247– Embora reconhecendo que, ao longo da História republicana, os militares desenvolveram uma tradição golpista, o presidente Lula (PT) parece considerar a questão militar equacionada em seu governo e atribui os problemas recentes a um “desvio” promovido por Jair Bolsonaro (PL), ao nomear milhares de militares para cargos civis e “tentar fazer do Exército de Caxias o Exército dele”.
Para evitar a participação das Forças Armadas em novas tentativas de golpe de Estado, Lula disse que “de 1985 para cá, ou de 1988 para cá, se preferirem, a democracia brasileira não teve problemas com os militares.
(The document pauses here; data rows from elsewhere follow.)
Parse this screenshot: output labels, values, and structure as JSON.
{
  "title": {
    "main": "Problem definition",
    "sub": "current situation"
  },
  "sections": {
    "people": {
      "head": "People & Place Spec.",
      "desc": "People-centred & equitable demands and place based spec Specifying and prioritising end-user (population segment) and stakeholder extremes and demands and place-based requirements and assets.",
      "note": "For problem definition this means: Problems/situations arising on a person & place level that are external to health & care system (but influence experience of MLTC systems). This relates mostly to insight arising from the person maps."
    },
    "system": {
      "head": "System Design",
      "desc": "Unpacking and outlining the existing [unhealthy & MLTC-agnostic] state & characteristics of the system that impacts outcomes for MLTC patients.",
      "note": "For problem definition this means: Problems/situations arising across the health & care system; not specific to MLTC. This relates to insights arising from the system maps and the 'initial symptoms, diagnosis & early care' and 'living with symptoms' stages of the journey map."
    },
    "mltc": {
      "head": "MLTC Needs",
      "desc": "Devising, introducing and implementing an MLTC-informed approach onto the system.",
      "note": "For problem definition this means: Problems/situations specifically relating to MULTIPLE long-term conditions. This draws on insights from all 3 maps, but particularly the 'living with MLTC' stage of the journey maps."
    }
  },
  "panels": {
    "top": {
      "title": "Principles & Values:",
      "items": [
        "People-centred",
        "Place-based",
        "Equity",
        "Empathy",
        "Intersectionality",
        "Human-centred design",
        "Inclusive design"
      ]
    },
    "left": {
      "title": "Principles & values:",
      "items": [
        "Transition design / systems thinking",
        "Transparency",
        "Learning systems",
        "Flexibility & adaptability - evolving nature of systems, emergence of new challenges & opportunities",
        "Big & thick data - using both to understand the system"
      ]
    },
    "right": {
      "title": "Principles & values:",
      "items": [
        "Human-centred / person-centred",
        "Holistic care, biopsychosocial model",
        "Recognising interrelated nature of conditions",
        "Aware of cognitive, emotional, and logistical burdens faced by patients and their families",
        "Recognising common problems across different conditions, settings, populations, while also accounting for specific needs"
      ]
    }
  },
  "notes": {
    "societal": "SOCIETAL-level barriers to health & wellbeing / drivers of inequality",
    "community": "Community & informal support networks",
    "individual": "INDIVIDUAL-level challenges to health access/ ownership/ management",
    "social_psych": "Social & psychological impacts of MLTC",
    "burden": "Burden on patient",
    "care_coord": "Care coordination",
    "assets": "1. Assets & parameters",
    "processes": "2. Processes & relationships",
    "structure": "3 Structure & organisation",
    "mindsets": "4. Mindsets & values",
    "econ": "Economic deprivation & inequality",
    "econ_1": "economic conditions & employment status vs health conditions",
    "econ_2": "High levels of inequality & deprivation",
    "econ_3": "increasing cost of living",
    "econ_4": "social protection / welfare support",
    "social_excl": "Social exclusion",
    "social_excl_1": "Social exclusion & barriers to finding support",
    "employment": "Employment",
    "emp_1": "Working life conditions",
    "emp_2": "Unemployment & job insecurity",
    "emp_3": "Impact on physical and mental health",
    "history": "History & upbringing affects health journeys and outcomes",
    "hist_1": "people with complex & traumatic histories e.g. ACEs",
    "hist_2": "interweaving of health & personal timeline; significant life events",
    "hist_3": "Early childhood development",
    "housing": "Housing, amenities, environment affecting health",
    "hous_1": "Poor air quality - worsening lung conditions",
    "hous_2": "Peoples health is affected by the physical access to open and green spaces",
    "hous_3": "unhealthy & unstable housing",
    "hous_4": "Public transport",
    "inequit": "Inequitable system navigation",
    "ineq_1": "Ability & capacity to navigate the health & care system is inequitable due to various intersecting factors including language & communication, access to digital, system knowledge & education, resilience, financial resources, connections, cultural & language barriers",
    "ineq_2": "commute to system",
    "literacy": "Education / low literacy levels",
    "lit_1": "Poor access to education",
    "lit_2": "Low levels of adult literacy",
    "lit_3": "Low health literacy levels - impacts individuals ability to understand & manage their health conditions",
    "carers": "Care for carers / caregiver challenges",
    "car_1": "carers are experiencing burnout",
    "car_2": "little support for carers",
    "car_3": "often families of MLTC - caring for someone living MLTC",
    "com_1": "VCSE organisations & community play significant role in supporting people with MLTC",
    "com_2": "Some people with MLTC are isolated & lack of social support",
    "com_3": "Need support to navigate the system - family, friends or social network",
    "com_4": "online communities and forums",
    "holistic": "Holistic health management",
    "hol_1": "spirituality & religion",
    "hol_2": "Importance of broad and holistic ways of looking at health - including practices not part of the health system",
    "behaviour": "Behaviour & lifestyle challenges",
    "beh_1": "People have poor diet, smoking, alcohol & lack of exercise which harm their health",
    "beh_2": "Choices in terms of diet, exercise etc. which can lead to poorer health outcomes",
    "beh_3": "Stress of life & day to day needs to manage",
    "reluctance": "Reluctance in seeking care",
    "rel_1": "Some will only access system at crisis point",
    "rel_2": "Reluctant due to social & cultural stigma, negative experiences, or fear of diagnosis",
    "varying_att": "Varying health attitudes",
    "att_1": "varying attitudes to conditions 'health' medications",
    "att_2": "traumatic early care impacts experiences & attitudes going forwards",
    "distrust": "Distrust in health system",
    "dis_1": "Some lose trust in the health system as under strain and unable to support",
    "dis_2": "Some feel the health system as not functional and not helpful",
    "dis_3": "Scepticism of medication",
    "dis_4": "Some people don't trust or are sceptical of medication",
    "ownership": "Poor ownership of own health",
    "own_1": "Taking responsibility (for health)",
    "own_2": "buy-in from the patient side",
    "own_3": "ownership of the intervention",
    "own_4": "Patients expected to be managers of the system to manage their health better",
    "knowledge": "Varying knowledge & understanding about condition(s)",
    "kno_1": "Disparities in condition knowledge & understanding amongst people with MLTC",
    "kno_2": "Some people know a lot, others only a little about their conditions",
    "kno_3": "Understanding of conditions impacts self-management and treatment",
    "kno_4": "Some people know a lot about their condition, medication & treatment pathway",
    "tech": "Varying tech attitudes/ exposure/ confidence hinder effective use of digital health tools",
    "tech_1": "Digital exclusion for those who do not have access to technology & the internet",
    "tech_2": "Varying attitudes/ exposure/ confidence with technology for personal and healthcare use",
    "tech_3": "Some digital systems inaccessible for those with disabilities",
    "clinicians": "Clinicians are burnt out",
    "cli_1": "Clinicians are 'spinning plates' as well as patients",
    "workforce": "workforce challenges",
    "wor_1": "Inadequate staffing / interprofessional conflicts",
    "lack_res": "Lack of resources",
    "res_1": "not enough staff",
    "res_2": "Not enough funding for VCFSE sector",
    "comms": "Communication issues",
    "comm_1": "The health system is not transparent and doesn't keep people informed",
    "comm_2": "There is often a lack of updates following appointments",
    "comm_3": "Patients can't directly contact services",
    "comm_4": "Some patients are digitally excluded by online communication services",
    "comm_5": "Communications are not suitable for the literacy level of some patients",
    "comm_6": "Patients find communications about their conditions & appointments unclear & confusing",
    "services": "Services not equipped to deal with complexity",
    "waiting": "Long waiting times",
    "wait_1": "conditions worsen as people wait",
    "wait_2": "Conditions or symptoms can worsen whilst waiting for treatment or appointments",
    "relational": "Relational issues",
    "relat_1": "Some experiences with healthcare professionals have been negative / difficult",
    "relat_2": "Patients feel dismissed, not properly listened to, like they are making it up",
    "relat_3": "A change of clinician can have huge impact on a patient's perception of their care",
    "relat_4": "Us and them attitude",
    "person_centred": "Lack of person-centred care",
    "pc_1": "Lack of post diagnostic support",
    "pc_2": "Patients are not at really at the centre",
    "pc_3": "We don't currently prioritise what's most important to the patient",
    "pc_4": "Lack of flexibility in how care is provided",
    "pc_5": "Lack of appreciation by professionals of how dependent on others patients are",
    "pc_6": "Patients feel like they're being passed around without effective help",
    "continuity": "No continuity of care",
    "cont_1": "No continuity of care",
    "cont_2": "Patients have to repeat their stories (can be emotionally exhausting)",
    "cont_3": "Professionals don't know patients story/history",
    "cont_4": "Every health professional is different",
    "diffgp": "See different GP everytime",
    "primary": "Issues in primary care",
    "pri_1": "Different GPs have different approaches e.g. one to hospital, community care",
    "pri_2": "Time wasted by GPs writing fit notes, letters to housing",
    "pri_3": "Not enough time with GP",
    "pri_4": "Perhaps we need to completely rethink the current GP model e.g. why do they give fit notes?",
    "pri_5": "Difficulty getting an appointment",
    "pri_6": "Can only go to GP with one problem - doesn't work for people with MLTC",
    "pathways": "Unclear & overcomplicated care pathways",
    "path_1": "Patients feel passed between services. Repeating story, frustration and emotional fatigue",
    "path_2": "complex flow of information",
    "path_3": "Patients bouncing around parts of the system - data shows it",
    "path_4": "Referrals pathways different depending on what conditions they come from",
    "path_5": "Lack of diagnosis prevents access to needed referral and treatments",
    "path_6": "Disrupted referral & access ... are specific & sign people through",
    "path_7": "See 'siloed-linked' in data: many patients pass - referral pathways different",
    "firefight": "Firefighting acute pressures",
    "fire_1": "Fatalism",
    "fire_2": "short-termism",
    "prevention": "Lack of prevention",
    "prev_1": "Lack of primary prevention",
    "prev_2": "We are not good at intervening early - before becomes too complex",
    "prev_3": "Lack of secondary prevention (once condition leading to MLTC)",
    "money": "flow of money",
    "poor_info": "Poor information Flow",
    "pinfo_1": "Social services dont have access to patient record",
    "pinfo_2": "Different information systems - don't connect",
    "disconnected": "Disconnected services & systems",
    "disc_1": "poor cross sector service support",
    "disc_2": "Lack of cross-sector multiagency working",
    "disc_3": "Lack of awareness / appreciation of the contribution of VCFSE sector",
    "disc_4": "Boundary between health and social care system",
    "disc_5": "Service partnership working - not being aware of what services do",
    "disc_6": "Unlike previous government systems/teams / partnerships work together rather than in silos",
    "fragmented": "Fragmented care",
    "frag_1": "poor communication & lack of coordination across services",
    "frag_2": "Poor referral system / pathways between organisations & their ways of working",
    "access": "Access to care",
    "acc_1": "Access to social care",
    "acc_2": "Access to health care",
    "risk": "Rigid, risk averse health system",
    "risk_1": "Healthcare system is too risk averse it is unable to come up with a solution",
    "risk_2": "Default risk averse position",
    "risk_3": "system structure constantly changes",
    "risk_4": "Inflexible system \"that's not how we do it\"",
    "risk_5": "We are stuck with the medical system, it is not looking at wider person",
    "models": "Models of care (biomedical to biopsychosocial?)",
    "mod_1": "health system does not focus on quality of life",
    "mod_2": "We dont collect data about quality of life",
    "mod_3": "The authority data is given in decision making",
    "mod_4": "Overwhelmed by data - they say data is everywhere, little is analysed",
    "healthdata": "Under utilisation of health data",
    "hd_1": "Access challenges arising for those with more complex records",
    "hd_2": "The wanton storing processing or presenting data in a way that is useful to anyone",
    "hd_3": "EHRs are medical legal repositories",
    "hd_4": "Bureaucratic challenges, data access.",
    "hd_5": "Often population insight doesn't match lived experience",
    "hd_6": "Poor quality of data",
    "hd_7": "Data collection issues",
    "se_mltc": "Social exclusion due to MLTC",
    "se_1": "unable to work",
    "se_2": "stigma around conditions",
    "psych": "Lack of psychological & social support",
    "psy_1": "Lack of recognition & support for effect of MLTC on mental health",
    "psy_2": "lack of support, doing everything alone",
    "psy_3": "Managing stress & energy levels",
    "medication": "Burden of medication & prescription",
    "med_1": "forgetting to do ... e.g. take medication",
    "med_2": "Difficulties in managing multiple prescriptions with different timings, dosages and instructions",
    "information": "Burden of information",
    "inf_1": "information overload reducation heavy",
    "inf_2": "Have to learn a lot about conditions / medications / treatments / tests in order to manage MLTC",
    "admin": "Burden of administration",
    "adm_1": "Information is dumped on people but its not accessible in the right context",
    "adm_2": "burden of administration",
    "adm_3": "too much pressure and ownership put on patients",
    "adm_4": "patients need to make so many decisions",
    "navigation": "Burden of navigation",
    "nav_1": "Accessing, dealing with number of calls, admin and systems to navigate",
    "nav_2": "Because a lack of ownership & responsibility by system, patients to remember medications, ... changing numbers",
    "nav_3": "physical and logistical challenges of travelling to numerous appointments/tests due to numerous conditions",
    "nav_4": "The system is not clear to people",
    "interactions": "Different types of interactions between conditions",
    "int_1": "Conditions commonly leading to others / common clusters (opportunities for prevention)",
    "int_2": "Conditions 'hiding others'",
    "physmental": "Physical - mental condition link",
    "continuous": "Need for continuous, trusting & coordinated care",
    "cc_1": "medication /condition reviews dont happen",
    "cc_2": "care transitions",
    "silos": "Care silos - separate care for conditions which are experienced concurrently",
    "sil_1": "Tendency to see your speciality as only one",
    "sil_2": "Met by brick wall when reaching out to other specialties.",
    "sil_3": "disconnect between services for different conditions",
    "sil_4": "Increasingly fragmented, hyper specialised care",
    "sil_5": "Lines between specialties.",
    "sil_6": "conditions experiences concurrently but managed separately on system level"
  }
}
Eu, em meus dois governos, não tive problemas com eles. O que aconteceu agora foi um desvio promovido pelo Bolsonaro, ao cooptar militares para cargos civis e tentar fazer do Exército de Caxias o Exército dele”.
Lula não defendeu a revisão do artigo 142 nem a reforma dos currículos das escolas militares, medidas citadas na pergunta, afirmando que o papel das Forças Armadas já está definido “de forma explícita na Constituição Federal”.
E embora não tenha dito claramente que considera o problema superado, deu a entender que a nomeação do novo comandante do Exército, general Tomás Miguel Miné Ribeiro Paiva, colocou as coisas nos devidos lugares.
“O general Tomás disse de público o que eu também penso sobre as Forças Armadas: são instituições de Estado, têm importante papel a cumprir mas devem se manter longe da política e das disputas partidárias. O 8 de janeiro deixou uma lição importante: se cada poder, se cada instituição se mantiver em seu quadrado, manteremos a normalidade e a estabilidade”.
É sabido que Lula está satisfeito com a participação dos militares nas ações de socorro aos ianomâmi, entendendo que tal participação expressa a disciplina e a subordinação ao poder civil.